Múmia de 700 anos revela presença de bactéria da garganta na América pré-colonial
- 22 abril
Pesquisadores identificaram a presença da bactéria Streptococcus pyogenes, responsável por infecções de garganta e escarlatina, em uma múmia de aproximadamente 700 anos encontrada na Bolívia. O estudo foi publicado em 13/04/2026 na revista científica Nature Communications e reforça que o patógeno já circulava na América antes da chegada dos europeus.
O material analisado pertence a um jovem que viveu entre 1283 e 1383, cujo corpo foi naturalmente preservado pelas condições frias e secas do altiplano andino.

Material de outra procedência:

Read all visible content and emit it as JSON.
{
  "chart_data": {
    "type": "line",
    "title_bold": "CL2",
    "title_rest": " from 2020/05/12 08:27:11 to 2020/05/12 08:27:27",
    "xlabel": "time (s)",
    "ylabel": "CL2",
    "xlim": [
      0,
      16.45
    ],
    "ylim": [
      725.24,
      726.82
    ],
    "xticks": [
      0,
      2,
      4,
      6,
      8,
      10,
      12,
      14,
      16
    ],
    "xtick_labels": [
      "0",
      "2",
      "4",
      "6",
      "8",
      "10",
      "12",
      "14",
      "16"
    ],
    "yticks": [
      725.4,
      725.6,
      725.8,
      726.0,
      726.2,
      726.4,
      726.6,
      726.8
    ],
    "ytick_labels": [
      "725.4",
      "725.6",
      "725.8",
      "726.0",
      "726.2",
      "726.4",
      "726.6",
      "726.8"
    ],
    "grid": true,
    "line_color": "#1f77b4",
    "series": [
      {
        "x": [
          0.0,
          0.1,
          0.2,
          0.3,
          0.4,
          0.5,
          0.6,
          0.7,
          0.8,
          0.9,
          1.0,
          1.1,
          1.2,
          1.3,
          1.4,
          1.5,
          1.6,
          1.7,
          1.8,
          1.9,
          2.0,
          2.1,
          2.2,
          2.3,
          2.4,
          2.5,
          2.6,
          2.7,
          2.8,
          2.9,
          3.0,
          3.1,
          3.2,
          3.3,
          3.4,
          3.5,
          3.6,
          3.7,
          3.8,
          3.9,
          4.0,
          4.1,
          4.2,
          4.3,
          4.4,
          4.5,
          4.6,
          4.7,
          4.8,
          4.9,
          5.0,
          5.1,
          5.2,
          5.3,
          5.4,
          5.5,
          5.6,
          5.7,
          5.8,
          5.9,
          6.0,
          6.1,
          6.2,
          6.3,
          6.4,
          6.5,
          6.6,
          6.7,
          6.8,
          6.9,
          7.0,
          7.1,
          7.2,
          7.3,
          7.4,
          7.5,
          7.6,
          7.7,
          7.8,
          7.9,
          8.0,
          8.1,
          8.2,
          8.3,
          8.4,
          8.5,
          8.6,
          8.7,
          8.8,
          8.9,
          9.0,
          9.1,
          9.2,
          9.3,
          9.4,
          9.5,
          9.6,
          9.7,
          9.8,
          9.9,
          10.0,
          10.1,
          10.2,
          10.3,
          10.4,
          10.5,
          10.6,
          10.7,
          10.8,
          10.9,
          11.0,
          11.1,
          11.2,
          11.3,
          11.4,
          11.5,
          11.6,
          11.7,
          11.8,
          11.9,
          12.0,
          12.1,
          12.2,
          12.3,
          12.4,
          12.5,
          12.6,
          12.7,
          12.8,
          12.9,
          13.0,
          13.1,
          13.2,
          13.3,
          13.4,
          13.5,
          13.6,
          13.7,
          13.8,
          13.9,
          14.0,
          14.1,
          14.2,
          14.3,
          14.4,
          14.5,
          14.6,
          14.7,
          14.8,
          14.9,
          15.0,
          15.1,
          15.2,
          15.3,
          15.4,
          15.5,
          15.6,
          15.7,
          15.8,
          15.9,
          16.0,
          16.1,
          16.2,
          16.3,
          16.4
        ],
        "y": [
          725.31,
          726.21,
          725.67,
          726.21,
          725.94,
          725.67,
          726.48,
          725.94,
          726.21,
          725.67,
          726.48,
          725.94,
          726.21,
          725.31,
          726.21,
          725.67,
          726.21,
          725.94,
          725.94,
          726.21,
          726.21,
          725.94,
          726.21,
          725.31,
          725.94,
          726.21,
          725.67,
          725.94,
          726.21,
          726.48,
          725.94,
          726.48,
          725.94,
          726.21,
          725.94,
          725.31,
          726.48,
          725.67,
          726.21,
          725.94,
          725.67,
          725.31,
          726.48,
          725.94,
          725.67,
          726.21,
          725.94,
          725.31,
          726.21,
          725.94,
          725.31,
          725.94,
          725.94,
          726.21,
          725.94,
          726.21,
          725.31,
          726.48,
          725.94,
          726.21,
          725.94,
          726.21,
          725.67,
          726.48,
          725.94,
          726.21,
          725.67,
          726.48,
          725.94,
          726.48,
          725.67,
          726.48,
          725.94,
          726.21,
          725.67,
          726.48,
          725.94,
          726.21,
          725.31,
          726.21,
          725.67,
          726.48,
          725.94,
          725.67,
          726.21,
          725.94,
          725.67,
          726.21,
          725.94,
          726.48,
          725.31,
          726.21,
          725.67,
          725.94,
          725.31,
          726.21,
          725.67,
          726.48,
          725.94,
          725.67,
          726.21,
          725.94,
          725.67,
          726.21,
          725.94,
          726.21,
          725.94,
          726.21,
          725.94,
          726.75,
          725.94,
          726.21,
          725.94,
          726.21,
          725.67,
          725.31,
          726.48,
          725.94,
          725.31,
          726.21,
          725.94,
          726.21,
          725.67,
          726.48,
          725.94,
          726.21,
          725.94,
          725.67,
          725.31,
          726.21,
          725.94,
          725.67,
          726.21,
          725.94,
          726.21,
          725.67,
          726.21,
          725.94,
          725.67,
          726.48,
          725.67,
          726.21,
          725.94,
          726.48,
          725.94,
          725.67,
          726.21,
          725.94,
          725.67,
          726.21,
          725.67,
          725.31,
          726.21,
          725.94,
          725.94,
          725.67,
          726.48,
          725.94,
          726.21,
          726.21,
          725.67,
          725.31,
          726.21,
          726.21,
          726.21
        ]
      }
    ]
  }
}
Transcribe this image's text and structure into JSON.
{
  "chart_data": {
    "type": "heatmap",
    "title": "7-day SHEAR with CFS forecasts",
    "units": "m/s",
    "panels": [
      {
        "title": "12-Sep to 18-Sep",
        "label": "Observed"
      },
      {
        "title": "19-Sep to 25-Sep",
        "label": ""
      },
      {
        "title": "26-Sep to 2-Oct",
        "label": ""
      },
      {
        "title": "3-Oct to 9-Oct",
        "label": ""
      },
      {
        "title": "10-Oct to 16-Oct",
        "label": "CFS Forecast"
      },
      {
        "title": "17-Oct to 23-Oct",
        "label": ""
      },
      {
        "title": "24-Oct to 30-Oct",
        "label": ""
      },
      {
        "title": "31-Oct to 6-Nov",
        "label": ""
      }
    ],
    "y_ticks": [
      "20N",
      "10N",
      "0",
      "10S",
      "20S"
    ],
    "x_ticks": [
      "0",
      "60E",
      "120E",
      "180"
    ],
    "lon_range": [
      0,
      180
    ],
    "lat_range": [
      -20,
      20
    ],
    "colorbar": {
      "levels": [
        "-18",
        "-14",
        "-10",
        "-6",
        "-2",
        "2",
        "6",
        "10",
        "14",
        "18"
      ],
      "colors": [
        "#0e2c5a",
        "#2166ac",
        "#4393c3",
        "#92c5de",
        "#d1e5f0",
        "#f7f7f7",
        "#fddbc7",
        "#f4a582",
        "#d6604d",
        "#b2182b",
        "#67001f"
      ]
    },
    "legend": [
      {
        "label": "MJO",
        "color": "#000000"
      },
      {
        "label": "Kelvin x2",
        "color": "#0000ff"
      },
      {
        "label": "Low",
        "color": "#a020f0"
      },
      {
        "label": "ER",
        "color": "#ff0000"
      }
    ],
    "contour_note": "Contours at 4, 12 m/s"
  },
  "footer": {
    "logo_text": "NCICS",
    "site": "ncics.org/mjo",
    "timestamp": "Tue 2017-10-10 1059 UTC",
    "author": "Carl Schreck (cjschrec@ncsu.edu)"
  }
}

O crânio, onde foi identificado o microrganismo, está atualmente no Museu Nacional de Arqueologia de La Paz. O achado ocorreu a partir de análises genéticas amplas realizadas pelos cientistas.
Para reconstruir o DNA altamente fragmentado, os pesquisadores utilizaram uma técnica conhecida como “montagem de novo”, que permite reconstituir genomas sem depender de referências modernas. O método possibilitou recuperar um genoma quase completo da bactéria, revelando semelhanças com variantes atuais que afetam a garganta.
Os resultados indicam que infecções semelhantes às observadas hoje já atingiam populações humanas há séculos. Além disso, o estudo contribui para a compreensão da evolução do patógeno, que pode ter começado a se diversificar há cerca de 5 mil anos, possivelmente devido ao aumento da densidade populacional.
Apesar dos avanços, os pesquisadores destacam que ainda não é possível determinar se a bactéria teve relação com a morte do jovem. A descoberta, no entanto, abre caminho para novas pesquisas sobre a presença de doenças infecciosas na história da humanidade.